“Religious people love to hide behind religion. They love the rules of religion more than they love Jesus. With practice, Condemners let rules become more important than spiritual life.”
“We are told that Christ was killed for us, that His death has washed out our sins, and that by dying He disabled death itself. … That is Christianity. That is what has to be believed.”
C.S. Lewis, Mere Christianity
People with mental illnesses, for the most part, have been diverted underground. We have been pushed into hiding our true identity; we can come out into the open, but only if we agree to play according to the rules—their rules.
We are expected to censor ourselves and say appropriate things at the right time. Pharisees [who are alive and well] insist on a level of purity that all must maintain. [I am not picking on anyone, just a generality.]
If I say that I am depressed, paranoid, manic, or desperate I will upset the apple cart and muddle up everything. “Truth? You can’t handle the truth?”, [a line from some movie.] But if we use our shortcomings as credentials, we have the ability to speak about grace, love, and of self-acceptance, with real authority.
Christians with mental illnesses have been given a gift that we are to share with the Church. The Holy Spirit has sprinkled us into each fellowship of believers. He places us as we are suffering in strategic places. Our “gifts” are to speak to the Body, spiritually about a lot of things, but especially grace.
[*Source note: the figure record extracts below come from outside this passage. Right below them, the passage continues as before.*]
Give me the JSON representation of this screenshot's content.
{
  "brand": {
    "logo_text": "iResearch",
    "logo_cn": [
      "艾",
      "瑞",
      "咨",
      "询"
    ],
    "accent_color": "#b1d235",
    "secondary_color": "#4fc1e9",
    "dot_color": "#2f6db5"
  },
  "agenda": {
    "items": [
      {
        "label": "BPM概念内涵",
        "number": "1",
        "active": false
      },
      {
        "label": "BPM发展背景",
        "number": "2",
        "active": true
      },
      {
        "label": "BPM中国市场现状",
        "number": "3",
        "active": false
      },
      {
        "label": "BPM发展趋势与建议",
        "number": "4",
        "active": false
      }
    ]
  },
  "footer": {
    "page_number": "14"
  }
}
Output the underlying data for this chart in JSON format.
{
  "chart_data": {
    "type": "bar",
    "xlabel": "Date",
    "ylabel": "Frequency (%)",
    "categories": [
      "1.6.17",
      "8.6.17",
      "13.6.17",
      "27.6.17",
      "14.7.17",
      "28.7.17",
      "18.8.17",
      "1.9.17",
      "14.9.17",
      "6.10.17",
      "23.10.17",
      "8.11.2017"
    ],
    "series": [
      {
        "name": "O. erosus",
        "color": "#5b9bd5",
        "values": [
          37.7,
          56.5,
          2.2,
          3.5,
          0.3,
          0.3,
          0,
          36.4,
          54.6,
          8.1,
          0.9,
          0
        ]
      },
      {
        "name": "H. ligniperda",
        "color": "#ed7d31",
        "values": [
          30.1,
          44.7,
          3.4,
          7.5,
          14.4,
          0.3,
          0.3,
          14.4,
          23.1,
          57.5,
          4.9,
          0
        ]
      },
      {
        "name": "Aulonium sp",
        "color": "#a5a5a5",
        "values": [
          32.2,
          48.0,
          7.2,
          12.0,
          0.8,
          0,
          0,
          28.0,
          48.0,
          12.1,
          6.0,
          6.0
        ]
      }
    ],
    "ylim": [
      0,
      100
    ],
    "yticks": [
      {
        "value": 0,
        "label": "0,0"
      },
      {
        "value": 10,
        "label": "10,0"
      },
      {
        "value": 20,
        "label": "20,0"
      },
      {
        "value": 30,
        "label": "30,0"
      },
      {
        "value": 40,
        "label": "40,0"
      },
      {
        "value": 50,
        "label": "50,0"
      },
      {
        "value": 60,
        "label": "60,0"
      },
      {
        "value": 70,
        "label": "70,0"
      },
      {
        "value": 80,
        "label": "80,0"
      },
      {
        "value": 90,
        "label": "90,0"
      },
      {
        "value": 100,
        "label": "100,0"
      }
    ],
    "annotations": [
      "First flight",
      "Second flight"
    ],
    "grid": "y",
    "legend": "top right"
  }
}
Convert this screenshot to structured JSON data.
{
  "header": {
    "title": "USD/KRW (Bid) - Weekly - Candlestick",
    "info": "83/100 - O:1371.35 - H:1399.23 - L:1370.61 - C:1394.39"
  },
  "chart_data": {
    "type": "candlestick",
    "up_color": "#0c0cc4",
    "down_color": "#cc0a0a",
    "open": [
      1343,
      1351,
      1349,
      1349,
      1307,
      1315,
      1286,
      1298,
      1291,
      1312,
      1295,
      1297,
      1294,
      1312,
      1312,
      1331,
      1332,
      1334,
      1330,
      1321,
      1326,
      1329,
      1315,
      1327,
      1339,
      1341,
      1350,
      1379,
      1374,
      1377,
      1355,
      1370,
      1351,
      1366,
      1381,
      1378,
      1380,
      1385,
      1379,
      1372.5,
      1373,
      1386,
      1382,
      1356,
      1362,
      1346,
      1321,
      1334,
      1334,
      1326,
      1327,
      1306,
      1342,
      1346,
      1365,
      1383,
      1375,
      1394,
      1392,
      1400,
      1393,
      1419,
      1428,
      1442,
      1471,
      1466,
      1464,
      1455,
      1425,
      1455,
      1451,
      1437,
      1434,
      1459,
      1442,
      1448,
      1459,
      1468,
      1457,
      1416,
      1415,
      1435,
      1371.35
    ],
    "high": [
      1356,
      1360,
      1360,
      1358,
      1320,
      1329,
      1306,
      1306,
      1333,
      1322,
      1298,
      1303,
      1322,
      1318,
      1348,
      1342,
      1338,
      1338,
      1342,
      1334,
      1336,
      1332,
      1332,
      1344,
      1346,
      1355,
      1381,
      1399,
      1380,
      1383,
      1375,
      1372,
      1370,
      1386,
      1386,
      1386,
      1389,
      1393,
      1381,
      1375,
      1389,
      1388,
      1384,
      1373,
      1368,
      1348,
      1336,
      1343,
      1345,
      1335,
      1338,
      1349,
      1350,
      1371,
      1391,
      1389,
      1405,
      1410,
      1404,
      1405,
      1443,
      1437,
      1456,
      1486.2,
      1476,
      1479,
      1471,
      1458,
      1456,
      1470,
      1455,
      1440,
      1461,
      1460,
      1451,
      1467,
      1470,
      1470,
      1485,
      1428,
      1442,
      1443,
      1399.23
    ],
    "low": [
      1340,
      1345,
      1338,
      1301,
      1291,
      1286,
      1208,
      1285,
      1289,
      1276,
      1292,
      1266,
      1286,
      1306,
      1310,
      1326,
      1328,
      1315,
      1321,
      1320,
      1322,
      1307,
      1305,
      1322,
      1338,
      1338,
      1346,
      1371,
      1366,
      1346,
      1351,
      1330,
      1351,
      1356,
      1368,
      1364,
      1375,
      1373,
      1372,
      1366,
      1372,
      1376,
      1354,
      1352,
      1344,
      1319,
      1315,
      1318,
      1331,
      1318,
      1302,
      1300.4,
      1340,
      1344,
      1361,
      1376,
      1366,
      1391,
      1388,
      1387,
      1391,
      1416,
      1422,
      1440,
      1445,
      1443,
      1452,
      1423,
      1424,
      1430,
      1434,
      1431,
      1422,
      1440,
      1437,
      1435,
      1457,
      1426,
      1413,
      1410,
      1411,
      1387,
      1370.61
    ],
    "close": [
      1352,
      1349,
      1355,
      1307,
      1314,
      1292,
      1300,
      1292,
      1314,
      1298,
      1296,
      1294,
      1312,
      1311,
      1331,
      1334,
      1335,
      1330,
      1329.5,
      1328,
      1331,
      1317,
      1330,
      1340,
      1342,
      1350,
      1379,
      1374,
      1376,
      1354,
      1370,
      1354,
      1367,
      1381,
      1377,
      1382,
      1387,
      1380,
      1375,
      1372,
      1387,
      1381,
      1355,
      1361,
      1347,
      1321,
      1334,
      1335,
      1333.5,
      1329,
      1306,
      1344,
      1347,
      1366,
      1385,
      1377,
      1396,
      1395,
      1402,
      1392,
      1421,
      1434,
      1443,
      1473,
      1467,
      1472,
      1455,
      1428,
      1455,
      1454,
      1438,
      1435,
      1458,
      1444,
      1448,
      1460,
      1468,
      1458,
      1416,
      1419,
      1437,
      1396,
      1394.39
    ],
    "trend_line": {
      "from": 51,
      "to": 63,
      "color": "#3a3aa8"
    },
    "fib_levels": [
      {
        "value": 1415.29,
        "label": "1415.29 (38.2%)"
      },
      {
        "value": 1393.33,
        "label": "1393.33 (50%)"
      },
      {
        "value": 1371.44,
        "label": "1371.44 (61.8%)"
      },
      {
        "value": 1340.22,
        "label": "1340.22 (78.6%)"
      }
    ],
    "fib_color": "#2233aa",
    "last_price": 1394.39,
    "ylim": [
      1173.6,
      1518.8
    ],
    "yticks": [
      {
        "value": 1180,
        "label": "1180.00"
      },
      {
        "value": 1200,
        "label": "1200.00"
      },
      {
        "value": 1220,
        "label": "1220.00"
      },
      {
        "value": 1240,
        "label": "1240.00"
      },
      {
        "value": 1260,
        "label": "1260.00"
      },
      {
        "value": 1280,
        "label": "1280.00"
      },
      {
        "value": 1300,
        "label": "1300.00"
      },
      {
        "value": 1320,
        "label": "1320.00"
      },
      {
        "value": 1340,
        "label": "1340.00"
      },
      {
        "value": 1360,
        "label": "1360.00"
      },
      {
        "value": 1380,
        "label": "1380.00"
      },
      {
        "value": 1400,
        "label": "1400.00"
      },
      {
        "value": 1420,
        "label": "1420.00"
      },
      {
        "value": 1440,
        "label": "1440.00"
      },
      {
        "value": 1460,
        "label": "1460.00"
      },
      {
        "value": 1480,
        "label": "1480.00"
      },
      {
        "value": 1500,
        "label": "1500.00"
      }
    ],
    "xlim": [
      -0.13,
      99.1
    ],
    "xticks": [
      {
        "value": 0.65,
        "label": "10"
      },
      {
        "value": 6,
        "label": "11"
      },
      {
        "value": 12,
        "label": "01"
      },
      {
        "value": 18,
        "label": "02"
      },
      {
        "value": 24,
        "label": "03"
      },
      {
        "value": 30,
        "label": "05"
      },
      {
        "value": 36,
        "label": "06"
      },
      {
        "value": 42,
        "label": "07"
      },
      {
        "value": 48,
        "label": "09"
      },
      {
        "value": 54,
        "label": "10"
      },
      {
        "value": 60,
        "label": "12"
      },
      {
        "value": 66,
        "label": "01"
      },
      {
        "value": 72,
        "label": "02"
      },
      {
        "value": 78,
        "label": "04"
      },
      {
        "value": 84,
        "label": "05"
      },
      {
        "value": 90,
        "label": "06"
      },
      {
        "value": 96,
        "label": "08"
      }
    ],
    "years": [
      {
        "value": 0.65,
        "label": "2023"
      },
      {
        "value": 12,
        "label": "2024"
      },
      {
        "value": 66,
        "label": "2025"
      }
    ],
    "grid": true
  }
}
If our fellowships become religious, it is usually because of our weaknesses, we have allowed ourselves to be silenced into submission by the “interpreters” of scripture. If we don’t like the rules, we are told to go elsewhere. We are not welcome.
But don’t you see, that is our moment to shine!
Our “unsightly” presence shouts out to the “wonderful” people, proclaiming grace in weakness. Those who receive us, receive Him. Those who turn from us, muffling us, are doing that to Jesus. Frightening, isn’t it? It’s interesting to note that those who do not believe yet have often used “legalism” as the touchstone for their evaluation.
I would strongly suggest that we take our illnesses into the open. That we become transparent toward others. As we do this, we can oh-so-gently guide our fellowships into true grace and love. They look at me and they see Jesus.
And that is our ministry as mentally ill people to the Church.
9 But He said to me, “My grace is sufficient for you, for power is perfected in weakness.” Therefore, I will most gladly boast all the more about my weaknesses, so that Christ’s power may reside in me.”
10 “So because of Christ, I am pleased in weaknesses, in insults, in catastrophes, in persecutions, and in pressures. For when I am weak, then I am strong.”
2 Corinthians 12:9-11 (HCSB)
Dear friend, the gospel is either radical, or it is nothing.